“Ooo!” he cried. “I wouldn’t go near it for a fortune. Bless my soul, there may be bears or snakes.”
This last suggestion made Dewey, who was then peeping in, drop down in a hurry.
“B’gee!” he gasped. “I hadn’t thought of that. And who knows but what a live Megatherium preserved from the tertiary periods may come roaring out?”
“I wish we had a light,” said Mark. “Then we might look in and see. I wonder if we couldn’t burn that book the Parson has?”
The Parson hugged his beloved “Dana’s Geology” in alarm.
“Gentlemen,” he said, severely, “I would rather you burned me than this book.”
“B’gee!” cried Dewey. “You’re most as dry! But a fellow couldn’t find a match for you, Parson, if he hunted from now till doomsday.”

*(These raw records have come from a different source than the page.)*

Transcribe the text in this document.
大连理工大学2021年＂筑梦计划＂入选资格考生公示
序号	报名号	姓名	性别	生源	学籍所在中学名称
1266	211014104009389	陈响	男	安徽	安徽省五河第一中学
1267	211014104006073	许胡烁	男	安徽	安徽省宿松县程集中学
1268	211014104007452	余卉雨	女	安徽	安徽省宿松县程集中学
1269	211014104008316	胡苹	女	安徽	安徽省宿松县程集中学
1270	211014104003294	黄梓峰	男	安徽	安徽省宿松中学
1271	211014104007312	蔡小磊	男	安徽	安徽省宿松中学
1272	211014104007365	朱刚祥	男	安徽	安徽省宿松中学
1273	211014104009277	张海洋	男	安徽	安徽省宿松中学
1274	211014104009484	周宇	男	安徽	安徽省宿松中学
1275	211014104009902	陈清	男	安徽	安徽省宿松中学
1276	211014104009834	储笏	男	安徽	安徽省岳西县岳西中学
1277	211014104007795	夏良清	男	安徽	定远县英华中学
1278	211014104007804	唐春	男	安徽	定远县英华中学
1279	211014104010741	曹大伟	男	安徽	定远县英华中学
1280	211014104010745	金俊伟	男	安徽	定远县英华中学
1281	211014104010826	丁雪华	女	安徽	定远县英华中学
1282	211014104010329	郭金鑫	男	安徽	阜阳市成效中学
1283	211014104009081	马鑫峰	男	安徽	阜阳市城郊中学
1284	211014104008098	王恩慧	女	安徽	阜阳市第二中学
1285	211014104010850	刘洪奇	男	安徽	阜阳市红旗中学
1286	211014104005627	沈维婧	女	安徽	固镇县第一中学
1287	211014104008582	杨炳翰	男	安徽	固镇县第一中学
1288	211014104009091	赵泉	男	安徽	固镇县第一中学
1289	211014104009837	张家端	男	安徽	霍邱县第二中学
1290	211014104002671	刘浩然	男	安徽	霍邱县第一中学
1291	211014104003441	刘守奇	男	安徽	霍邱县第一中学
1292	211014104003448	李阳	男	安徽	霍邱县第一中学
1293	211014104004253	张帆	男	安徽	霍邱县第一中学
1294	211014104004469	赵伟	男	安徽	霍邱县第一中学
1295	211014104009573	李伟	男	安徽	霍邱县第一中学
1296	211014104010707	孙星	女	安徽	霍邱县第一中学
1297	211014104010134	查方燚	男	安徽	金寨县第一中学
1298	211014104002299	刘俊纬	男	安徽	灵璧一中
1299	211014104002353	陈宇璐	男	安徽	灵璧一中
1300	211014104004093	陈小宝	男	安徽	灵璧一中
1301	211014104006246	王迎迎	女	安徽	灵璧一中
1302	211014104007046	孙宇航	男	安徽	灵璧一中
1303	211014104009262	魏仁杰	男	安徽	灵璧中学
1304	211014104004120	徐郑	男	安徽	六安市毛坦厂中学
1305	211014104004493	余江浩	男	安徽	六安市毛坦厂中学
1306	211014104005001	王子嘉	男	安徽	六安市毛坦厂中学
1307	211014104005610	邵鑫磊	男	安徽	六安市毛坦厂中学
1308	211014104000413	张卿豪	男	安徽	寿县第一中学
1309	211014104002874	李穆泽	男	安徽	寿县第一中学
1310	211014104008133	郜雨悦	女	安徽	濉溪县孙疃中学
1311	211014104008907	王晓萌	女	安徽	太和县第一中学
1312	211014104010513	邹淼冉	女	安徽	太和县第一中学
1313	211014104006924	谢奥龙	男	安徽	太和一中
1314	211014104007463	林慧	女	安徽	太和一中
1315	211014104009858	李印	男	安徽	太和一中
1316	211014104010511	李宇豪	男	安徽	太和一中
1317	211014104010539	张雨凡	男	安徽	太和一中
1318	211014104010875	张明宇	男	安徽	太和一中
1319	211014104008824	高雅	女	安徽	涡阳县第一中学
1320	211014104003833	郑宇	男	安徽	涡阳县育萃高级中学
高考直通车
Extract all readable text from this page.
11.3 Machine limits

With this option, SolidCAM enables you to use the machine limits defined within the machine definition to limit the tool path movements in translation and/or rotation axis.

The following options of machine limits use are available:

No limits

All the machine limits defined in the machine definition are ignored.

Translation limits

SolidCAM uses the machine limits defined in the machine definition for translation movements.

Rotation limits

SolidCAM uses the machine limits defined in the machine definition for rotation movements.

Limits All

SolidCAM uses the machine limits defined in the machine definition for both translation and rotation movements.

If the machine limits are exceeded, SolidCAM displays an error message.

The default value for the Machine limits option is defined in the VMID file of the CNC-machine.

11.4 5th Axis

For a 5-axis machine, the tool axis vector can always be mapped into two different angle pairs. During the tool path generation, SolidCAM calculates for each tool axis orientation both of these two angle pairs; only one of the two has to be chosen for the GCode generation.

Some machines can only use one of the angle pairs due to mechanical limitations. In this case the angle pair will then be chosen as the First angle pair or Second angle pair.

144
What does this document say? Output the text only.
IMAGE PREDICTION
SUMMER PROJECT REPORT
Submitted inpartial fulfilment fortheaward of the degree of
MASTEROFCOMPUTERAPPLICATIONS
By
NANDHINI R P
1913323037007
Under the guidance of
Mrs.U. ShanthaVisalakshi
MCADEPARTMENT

Parson Stanard turned away with the grieved look he always wore when people got “frivolous.” But that mood did not last long; they were all too excited in their strange find to continue joking. They spent half an hour after that peering in cautiously and seeing nothing but blackness. Texas even had the nerve to stick one arm in, at which the rest cried out in horror. Indian’s direful hint of snakes or bears had its effect.
It took no small amount of daring to fool about that mysterious black hole. Dewey, ever merry and teasing, was keeping them all on pins and needles by being ceaselessly reminded of grisly yarns. He told of a cave that was full of rattlesnakes, “assorted sizes, all genuine and no two alike, b’gee!” Of another that had been a robber’s den with great red-faced, furious, black villains in it, to say nothing of gleaming daggers. Of another, with pitfalls, with water in them and no bottom, “though why the water didn’t leak out of where the bottom wasn’t, b’gee, I’m not able to say.”
It got to be very monotonous by and by, standing about in idleness and curiosity, peeping and wondering what was inside.